In its historical context, the Christian message is much more subversive than we may at first realize.  To proclaim Jesus as “Lord” and “the son of god” was directly to contradict the Roman Emperor.  Furthermore, to say that Jesus’ teachings were the “gospel” and that they, not Caesar’s imperial army, would bring peace to earth, was a radical departure from the conventional wisdom of the day.  For a scruffy band of Jews in a poorer part of the Roman Empire to declare such things was bold indeed.

Our text presents us with a choice:  Do we put our trust in Nebuchadnezzar’s, and America’s, imperial tree, or in Jesus lowly mustard seed shrub?  If we followed Jesus, what would that look like?  

Our present Moderator of the General Assembly, Rick Ufford-Chase spoke to this issue when he wrote in December, 2004:  “What if the church stood against all forms of violence: the war in Iraq, the Israeli Occupation,… or what we call terrorism?….Security, in Jesus’ world, comes not at the point of a gun that protects us from our enemies but from the peace that can only be achieved when we all feel secure.  What if we had spent $200 billion dollars on housing and clean water in the Middle East instead of on waging war there?” [vi]   

It’s not easy to be a Presbyterian.  The great decisions of life always involve a judgment call.  That’s why we study things so much.  Our religious commitments call for difficult moral decisions, and those decisions often call for us to stand against the conventional wisdom.  In Jesus, the Christ, the Messiah, we can find citizenship in the kingdom of heaven, and the strength to work at transforming this world more nearly into the Kingdom of God.

Let us, again, go back again to our text.  Jesus said:  “The kingdom of heaven is like a mustard seed…; it is the smallest of all the seeds, but when it has grown it is the greatest of shrubs and becomes a tree, so that the birds of the air come and make nests in its branches” (Matt. 13:31-32).  The spreading tree that was Nebuchadnezzar’s Babylonian empire is gone.  The spreading tree that was the Roman Empire is gone.  The tiny mustard seed that was the Christian Church has grown, and is growing, and covers the earth.  Jesus’ gospel of love has produced an enduring kingdom.

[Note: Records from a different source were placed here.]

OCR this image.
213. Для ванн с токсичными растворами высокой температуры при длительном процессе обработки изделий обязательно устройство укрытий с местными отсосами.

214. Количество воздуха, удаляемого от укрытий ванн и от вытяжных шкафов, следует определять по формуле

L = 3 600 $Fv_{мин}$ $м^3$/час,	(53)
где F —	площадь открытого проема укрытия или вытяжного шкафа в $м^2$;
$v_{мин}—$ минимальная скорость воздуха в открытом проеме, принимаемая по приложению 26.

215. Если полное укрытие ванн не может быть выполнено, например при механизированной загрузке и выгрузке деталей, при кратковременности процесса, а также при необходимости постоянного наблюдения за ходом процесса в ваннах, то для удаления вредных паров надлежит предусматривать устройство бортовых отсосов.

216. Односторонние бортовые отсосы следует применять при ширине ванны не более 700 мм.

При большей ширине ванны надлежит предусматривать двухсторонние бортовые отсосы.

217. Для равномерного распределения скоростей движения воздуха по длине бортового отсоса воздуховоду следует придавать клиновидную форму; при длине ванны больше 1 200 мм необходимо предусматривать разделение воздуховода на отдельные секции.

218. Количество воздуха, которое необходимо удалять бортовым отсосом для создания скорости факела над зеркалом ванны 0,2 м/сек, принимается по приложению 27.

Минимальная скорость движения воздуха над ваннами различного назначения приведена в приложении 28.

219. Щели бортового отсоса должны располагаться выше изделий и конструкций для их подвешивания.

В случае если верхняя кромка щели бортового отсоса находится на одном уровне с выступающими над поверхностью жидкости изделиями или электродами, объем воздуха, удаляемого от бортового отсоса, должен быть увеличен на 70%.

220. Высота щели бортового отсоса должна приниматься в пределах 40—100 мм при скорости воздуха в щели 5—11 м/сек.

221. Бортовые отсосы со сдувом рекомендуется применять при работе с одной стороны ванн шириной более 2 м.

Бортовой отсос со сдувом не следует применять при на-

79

This is a difficult time for us as a church and a nation.  May we find two kinds of help in the innocent-appearing parable we have been exploring:  First, encouragement to do great things with small resources; and Second, courage to struggle with the difficult choices we must make as citizens of this world and as citizens of the Kingdom of God.

Amen.


[i] Harpers Bible Dictionary, ed. Paul Achtemeier.  (San Francisco: Harper & Row, 1985), s.v. parables.

[ii] The Anchor Bible: Matthew. Introduction, translation, and notes by W.F. Albright and C.S. Mann.  (Garden City, New York:  Doubleday & Company, Inc., 1971), Pg. CXXXII. 

[iii] The New Interpreter’s Bible. Vol. 8. General Articles on the New Testament; The Gospel of Matthew; The Gospel of Mark., Ed. Leander Keck (Nashville: Abingdon Press, 1995), pg. 309. 

[iv] The Interpreter’s Bible: The Gospel According to Matthew, Vol. VII. Edited by George Arthur Buttrick. (New York: Abingdon/Cokesbury Press, 1951), pg. 416.

[v]
Richard A. Horsley in Jesus and Empire.

[vi] Rick Ufford-Chase, “Is peace possible?” The Presbyterian Outlook (March 14, 2005), 14.